Saturday, 27 September 2014

Want what you find

I have been blessed lately by lack of internet access. Of course it doesn't feel like a blessing at first, like when you find a lot of acorns and wonder if they are edible, but, alas, you can't "look it up". So you start writing your little or long "look up" lists with everything that you would like to read, make, find out. Find out how mad Mark Twain really was, so that you can enjoy Roughing it a bit more. Without google or wikipedia telling you what to think, well, you have to make up your own mind. You also suddenly have a lot of free time to surf the world instead of the screen. To look around instead of up. And things start serendipitoulsy to appear, like a book on zen philosophy ( The way of zen) that tells you that rational thinking is not that rational, that after we have weighed all our information scientifically we still make decisions based on a hunch.

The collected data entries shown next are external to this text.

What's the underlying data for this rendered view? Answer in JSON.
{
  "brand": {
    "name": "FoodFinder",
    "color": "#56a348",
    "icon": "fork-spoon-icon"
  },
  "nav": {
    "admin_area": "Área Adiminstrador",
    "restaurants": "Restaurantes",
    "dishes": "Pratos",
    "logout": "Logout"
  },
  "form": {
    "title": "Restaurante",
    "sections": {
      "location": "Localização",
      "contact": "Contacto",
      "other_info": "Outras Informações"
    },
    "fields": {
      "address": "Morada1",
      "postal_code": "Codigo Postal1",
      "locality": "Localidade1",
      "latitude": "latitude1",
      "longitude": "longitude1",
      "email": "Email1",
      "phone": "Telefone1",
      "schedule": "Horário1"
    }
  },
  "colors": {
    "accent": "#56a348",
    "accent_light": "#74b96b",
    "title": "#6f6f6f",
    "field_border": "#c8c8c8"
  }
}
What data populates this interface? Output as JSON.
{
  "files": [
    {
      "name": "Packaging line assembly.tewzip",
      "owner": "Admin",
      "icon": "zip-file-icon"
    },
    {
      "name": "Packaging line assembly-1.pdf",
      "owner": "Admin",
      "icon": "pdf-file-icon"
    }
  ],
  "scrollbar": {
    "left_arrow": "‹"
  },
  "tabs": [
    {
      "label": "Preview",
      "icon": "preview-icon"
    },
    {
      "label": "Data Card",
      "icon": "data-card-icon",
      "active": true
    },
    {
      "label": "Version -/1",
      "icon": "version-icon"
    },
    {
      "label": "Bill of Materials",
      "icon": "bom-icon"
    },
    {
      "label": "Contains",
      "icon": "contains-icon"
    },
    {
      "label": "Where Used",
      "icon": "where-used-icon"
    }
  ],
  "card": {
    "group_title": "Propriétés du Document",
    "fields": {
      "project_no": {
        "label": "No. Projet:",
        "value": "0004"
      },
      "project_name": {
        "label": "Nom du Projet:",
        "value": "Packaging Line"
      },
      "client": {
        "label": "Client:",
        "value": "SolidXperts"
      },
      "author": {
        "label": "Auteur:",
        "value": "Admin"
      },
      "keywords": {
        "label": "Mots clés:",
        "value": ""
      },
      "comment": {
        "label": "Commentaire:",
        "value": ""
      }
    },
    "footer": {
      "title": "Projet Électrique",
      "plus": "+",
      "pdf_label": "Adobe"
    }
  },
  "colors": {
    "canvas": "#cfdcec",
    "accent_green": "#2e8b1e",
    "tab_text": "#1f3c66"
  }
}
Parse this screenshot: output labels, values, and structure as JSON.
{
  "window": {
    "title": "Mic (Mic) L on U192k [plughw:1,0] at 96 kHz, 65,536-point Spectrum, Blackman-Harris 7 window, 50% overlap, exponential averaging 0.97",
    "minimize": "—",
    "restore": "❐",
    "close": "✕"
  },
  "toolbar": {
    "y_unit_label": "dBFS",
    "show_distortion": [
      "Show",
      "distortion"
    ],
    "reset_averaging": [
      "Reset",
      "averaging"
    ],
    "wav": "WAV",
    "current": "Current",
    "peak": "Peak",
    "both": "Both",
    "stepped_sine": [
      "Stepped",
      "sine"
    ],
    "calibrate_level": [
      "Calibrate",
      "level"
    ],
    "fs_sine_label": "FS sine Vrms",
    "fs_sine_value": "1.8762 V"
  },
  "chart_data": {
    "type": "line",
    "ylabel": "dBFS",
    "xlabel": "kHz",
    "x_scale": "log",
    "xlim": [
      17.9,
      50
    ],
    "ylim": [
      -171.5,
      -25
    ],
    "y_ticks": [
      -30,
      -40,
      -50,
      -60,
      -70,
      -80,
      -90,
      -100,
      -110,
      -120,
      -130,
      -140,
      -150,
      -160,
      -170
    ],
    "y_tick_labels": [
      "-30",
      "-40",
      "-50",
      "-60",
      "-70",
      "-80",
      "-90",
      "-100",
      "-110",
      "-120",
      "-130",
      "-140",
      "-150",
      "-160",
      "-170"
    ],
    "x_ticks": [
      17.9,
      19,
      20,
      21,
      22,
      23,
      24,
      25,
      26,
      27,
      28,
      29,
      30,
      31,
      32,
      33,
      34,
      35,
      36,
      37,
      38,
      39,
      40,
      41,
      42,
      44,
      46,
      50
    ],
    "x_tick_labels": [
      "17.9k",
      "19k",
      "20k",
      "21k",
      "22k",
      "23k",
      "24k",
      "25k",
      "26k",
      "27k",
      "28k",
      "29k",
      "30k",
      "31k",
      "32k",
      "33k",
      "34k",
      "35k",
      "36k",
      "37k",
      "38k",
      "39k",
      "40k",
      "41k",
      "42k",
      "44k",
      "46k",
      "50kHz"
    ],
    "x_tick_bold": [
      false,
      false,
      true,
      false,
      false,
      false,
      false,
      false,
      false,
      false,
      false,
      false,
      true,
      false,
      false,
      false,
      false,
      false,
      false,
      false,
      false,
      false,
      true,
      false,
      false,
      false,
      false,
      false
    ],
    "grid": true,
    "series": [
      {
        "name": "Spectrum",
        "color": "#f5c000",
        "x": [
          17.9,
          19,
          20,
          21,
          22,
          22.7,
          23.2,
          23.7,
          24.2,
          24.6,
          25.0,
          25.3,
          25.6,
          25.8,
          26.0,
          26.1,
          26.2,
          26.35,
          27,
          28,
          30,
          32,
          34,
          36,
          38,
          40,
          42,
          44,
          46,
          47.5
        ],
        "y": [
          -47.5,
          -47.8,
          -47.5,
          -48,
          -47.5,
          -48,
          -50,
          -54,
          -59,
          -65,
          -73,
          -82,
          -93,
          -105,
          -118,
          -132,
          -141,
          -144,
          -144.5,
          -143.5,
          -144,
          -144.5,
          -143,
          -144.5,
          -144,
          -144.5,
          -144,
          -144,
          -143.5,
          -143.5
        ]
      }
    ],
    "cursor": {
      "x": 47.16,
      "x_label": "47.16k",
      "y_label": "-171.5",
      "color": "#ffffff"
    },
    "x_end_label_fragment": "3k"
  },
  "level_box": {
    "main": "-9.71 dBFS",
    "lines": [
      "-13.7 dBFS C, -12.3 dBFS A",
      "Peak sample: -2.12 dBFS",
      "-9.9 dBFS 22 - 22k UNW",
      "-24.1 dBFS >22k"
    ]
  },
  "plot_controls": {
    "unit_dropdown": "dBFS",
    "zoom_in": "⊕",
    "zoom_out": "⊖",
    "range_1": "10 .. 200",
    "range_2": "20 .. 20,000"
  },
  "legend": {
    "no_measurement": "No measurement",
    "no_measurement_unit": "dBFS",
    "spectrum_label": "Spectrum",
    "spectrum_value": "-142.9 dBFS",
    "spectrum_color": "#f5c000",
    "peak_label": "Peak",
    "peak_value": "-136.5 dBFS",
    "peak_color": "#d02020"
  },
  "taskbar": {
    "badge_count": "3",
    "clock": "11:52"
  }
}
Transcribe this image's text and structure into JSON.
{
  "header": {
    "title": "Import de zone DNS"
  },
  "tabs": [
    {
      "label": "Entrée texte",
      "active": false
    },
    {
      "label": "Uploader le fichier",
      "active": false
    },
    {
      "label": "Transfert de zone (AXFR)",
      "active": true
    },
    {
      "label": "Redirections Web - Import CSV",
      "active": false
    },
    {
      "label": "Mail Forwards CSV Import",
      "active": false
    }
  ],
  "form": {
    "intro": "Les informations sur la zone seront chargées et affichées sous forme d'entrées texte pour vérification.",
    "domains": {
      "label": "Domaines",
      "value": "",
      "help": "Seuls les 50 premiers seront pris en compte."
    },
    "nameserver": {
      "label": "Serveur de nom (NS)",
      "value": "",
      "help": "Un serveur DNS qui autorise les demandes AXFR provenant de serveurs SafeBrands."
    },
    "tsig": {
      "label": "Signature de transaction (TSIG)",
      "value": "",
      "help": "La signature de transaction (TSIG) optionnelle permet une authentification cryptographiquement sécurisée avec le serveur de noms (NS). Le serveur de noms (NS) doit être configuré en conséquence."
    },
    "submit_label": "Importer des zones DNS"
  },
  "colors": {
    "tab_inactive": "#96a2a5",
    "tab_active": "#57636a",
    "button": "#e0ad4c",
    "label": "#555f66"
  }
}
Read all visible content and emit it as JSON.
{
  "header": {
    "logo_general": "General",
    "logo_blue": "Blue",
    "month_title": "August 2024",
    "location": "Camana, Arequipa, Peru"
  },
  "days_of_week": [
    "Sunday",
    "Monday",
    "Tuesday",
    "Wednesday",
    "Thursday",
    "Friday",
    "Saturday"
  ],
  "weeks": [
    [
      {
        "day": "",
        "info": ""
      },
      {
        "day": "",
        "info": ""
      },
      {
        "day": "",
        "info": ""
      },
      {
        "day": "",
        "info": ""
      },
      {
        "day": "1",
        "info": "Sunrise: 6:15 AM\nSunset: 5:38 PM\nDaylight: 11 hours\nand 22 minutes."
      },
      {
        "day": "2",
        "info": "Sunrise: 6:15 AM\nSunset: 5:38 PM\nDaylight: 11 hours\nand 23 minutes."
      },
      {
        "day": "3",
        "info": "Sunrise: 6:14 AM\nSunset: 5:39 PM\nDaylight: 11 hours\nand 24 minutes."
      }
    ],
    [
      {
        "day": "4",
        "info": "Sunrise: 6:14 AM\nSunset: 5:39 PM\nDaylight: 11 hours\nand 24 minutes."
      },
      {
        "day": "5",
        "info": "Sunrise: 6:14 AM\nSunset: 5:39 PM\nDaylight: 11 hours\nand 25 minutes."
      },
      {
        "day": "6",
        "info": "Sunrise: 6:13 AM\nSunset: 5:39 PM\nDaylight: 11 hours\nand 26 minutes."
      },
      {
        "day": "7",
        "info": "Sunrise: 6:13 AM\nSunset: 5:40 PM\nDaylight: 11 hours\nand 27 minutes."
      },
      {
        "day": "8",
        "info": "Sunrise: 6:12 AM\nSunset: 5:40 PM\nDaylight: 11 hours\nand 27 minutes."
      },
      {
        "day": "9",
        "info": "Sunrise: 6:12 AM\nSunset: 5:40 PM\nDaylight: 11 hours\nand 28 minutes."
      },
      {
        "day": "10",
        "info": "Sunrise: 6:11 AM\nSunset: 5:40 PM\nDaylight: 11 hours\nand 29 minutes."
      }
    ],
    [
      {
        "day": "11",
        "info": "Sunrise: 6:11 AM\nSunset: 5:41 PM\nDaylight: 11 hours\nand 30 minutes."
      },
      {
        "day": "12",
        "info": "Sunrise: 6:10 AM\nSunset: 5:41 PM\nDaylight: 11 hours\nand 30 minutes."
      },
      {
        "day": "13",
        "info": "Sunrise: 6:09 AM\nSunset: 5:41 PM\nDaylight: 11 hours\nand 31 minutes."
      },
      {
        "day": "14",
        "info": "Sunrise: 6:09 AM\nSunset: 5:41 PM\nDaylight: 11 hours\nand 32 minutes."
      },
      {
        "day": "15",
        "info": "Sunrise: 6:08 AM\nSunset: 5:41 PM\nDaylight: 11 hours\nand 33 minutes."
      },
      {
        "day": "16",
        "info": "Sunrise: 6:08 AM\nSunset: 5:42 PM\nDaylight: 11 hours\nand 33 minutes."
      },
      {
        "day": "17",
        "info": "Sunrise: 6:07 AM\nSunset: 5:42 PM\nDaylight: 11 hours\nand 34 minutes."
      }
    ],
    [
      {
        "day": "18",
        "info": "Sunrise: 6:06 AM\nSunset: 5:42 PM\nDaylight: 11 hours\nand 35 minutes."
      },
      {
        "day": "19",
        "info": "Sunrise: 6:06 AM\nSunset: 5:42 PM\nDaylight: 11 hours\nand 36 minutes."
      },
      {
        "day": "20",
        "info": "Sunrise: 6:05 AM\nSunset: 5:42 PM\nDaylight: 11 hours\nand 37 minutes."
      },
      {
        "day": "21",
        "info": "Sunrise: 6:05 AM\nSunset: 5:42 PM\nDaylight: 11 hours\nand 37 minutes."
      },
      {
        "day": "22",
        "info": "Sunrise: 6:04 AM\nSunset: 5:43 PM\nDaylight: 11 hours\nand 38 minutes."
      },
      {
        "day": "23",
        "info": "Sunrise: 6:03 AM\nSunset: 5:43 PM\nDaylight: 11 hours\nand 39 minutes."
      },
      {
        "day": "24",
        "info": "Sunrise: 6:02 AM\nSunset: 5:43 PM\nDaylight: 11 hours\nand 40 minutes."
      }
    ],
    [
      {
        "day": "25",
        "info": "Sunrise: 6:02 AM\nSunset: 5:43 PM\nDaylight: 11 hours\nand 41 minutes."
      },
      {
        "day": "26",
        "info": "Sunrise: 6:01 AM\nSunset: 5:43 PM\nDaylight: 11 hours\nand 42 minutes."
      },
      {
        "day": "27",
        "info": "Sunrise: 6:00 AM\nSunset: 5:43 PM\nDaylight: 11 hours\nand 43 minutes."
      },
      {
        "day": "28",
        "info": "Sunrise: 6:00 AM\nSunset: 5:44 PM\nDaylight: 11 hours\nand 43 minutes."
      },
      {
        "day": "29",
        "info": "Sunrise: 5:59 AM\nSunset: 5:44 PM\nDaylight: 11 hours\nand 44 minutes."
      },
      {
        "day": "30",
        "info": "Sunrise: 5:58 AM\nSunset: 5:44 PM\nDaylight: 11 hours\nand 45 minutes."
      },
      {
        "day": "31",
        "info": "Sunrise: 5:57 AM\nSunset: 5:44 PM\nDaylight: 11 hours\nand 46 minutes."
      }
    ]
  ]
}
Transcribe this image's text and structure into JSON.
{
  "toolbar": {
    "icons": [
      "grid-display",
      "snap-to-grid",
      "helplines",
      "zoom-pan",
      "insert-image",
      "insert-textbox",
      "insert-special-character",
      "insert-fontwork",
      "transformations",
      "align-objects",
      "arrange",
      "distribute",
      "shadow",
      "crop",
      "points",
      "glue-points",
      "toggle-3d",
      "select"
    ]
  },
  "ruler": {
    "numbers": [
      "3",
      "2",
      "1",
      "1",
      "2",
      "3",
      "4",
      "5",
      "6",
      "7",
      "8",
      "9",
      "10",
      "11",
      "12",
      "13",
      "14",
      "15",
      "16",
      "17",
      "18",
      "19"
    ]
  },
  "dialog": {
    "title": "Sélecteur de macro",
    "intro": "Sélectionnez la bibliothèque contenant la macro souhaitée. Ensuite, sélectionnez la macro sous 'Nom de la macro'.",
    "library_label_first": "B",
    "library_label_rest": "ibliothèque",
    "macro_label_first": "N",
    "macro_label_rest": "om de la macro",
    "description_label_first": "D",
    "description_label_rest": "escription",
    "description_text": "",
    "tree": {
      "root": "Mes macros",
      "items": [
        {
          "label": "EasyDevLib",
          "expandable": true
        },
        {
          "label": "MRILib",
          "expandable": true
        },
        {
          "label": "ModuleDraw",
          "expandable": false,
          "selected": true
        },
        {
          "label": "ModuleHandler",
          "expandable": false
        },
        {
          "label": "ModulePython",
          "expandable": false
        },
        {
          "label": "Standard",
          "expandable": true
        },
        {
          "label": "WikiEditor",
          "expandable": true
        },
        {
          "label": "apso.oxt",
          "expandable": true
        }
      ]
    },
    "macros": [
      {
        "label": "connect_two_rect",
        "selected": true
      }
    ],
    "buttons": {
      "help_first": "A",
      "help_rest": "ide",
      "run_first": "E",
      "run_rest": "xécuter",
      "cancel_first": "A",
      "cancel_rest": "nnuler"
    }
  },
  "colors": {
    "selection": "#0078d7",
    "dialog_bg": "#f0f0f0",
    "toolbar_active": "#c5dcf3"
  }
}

The same book also explains i-ching as divining the lines on tortoise shells, but, should you not have a tortoise handy, you can just look around (not up), because signs are everywhere, they are there to show you your path, to give you solutions. But by now your look up list is so long you need about 10 starbucks cappuccinos to find out how to make books out of brown paperbags, how to recycle old books to use as photo albums and whatever other creative ideas you need a bit of visual inspiration for. And that is when you remember how tedious it is to try and find what you want , how many dead ends, how many digressions, how lost you get, how full your stomach with frothy milk. And this is when you finally realise the secret for a happy life: don't try and find what you want, just want and treasure what you find. Serendipity will help you (and save you from cappuccino overdose).